Bhutan- India bilateral trade and transit talks explore more transit routes
To enhance trade between the two countries by removing bottlenecks that are impeding free flow of trade, the bilateral trade and transit meeting between Bhutan and India was held in the capital on 25th May 2015.
During the meeting officiating secretary of the ministry of economic affairs Sonam P. Wangdi said the subject matter of the meeting was on trade and transit agreement which is one of the oldest free trade agreements in the world. The agreement was signed on January 17, 1972 and predates the World Trade Organization. The agreement is truly a mutually beneficial one that has served the interest of both our countries.
He further said that during the tenure of the current one, in its 4th renewal avatar, total trade has grown from Nu.22.76 billion in 2005 to Nu.79.65 billion last year, a growth of 250 percent. While, the imports had grown by 274 percent from Nu.12.80 billion to Nu. 47.85 billion. Whereas the exports had grew only 219 percent from Nu. 9.97 billion to Nu. 31.80 billion.
The trade balance has always been in favor of India, with Bhutan carrying a trade deficit of Nu. 16.05 billion last year, a whopping 467percent since 2005. As a result, Bhutan experienced severe balance of payment problems since 2012, said the officiating secretary.

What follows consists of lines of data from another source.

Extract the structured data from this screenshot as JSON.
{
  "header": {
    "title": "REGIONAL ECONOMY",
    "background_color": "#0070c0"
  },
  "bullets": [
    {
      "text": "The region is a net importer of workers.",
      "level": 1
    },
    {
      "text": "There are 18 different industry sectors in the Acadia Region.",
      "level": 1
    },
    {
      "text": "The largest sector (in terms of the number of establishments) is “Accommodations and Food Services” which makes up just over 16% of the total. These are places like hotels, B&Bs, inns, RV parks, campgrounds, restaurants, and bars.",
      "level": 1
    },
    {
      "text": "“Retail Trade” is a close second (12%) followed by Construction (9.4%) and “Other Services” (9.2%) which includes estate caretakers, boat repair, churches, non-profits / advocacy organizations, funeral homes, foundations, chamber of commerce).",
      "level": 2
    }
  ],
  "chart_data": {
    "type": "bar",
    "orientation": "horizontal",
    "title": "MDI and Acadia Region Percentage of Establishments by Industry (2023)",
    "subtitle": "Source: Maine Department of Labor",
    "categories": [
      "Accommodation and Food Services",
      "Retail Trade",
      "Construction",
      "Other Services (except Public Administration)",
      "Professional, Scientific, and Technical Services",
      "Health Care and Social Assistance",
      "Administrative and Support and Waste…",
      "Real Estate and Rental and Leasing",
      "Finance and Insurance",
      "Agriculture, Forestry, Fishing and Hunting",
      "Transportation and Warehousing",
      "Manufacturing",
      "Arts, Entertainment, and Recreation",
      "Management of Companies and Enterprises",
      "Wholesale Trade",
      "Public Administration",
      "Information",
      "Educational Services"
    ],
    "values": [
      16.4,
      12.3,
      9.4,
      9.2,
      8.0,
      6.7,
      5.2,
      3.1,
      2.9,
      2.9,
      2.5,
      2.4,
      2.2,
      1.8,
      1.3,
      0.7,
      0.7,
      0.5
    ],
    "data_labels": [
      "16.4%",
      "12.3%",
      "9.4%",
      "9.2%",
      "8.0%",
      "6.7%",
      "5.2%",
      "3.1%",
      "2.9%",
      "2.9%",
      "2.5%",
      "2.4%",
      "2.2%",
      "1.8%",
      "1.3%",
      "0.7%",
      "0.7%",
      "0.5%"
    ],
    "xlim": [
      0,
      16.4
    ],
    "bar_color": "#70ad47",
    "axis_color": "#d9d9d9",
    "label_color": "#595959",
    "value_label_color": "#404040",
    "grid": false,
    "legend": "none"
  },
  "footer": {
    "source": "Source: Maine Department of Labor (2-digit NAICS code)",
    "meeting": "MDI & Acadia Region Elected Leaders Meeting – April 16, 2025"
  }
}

He added that the agreement also provides transit provisions for Bhutan’s trade with third countries: and ports, airports, entry and exit points, whenever needed, are identified and notified to facilitate trade. We are working on 27 entry and exit points.
“The annual meeting was mainly to monitor the implementation of the agreement and resolve issues impeding trade flows”, he added.
Mr. Rajiv Kher, Commerce Secretary, Government of India said that India Bhutan trade relationship was a part of much larger canvas of two countries relationship and this relationship provides all prospective, all framework of bilateral engagement which transact beyond typical diplomatic, our relationship within the bond extended by both sides.
He added that the bilateral relationship between India and Bhutan is something which shines as a jewel in the regions; we look at this relationship not just as a pure major of transiting goods that happen in any place. The exchange of goods and services will happen but having more important is that facilitate and the dimension has to be very strong pronounce beside particularly in the context of neighboring countries, it is extremely important that India’s investment are encourage in a manner that the trade and investment connects strengthen and our own value change.
While, the main purpose of the talk was to enhance trade between the two countries by removing bottlenecks that are impeding free flow of trade. Among other matters, Bhutan would be seeking additional entry/ exist points through India to facilitate Bhutan’s trade with third countries. The last bilateral trade talk between the two countries was held in the capital last year.
India is the largest trading partner of Bhutan. Total trade including electricity between the two countries increased from Nu. 38.82 billion in 2008 to Nu. 79.65 billion in 2014, which is a staggering 100 percent increase in the last five years.
Meanwhile, last year the total value of imports from India was Nu. 47.85 billion and total value of export to India was Nu. 31.80 billion. Bhutan’s major import items from India consist of mineral fuels and oils, cereals, motor vehicle and parts, electrical machinery and iron and steel products while electricity, calcium carbide, ferrosilicon, semi finished products of iron, Portland cement and dolomite comprise its main export items to India.